The Main Use Cases of a DMP
Improve Targeting For Online Media Campaigns
One of the main use cases of a DMP is to help advertisers improve the performance of their online media campaigns.
The way they do this is by integrating with a DSP. Then, the DSP and DMP sync cookies together, allowing the DMP and DSP to identify users across different websites and mobile apps.
Advertisers using DSPs to purchase impressions (ad space) on websites and mobile apps can use their audiences created in a DMP for targeting. The data contained in a DMP can help improve the targeting of these campaigns as it contains data that isn’t passed in the bid request, such as behavioral data.
A lot of people often confuse DSPs with DMPs, as in most cases, an advertiser can create simple audiences for targeting and retargeting within the DSP, but only a DMP lets an advertiser build complete user profiles by connecting the data from various data sources.
Audience extension is a process that allows advertisers to reach a publisher’s audience across many different websites. By carrying out audience extension, publishers can increase revenue from their audience without having to increase their amount of inventory (aka ad space).
For advertisers, audience extension allows them to reach the same audience across many different websites.
DMPs allows publishers to create audiences, which can then be synced with SSPs and DSPs.
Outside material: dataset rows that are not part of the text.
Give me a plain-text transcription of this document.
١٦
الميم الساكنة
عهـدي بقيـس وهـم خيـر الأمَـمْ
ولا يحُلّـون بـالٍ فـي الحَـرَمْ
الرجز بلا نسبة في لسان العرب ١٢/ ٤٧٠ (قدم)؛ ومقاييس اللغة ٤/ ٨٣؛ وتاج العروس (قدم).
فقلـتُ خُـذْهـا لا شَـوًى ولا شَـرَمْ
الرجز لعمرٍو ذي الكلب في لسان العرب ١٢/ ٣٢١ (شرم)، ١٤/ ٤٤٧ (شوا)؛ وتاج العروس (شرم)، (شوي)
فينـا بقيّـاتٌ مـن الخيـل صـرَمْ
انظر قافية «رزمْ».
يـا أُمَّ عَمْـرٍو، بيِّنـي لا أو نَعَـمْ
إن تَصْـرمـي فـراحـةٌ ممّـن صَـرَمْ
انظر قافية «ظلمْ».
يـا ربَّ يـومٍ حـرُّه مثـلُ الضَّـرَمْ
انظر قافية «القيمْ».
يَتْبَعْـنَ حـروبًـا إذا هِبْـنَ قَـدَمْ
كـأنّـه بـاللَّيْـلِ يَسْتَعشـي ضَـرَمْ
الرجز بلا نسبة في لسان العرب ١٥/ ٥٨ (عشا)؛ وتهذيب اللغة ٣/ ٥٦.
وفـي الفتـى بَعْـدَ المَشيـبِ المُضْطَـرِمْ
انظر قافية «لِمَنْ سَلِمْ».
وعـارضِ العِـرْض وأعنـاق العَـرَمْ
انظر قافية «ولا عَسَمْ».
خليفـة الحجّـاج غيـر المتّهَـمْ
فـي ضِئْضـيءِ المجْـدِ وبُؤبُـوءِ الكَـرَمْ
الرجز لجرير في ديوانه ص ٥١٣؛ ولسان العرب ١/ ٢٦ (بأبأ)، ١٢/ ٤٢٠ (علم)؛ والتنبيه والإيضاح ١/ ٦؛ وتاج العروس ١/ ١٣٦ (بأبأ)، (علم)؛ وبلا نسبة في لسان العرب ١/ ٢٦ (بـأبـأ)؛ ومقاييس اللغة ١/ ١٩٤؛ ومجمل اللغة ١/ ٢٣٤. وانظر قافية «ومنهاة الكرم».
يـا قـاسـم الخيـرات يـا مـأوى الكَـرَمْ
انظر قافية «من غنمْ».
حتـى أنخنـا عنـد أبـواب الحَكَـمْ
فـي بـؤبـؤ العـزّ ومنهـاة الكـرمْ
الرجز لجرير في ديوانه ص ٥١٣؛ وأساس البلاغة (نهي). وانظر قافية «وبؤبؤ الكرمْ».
Then, advertisers can target those audiences via their DSP.
Onsite Personalization and Content and Product Recommendations
Showing the right product to a visitor on an ecommerce store can mean the difference between a sale and a missed opportunity.
By using a DMP, website owners can create profiles containing information about what products visitors have purchased in the past and which content they’ve read, allowing them to increase purchases and conversions.
Read our blog post about predictive content personalization to learn more.
Why Are DMPs Important?
Everyone within the digital advertising industry knows that data is the lifeblood of any marketing campaign — knowing whom to target, when to target them and what to show them is the holy grail of any successful marketer.
The data collected from DMPs enables advertisers to get their message in front of the right audience, therefore increasing the ad’s effectiveness.
Without a DMP, advertisers are often wasting ad spend as they’re targeting the wrong audience.
DMPs Are Not Only For Advertisers
Typically, data management platforms are used by advertisers (and/or agencies representing a brand) for audience targeting and campaign optimization.
However, DMPs can also be utilized by publishers.
By using a DMP linked to their supply-side platform, a publisher can get a better and more in depth understanding of their users.
This information can be used by the publisher when selling inventory (available ad space on their website) to an advertiser – either by a direct sell (premium deals), or via one of the technology platforms (e.g. ad networks and ad exchanges).
These user insights allow the publisher to increase the cost of their inventory and can provide a better user experience.
For example, if a publisher who owns a travel website knows that most of their users are female, between the ages of 30-35, and live in the New York area, then they can sell their inventory to a brand who is advertising beauty products.
In this case, not only will the ad be targeting the right audience, but there is a good chance that the users will be interested in the product and will engage with the ads.
The Future of DMPs
Over the past decade, DMPs have emerged to become a key component of the online advertising and marketing industries.
However, they, like many other AdTech platforms, face strong headwinds.
Privacy and data protection laws like the GDPR require advertisers and publishers to obtain consent from users to collect their data, which has reduced the availability of third-party data.
Also, privacy features in browsers, such as Apple’s Intelligent Tracking Prevention and Firefox’s Enhanced Tracking Prevention, block third-party cookies from being created, meaning DMPs can now longer collect third-party data from websites.
It’s clear that the future of DMPs, and of AdTech in general, will focus on the collection and utilization of first-party data.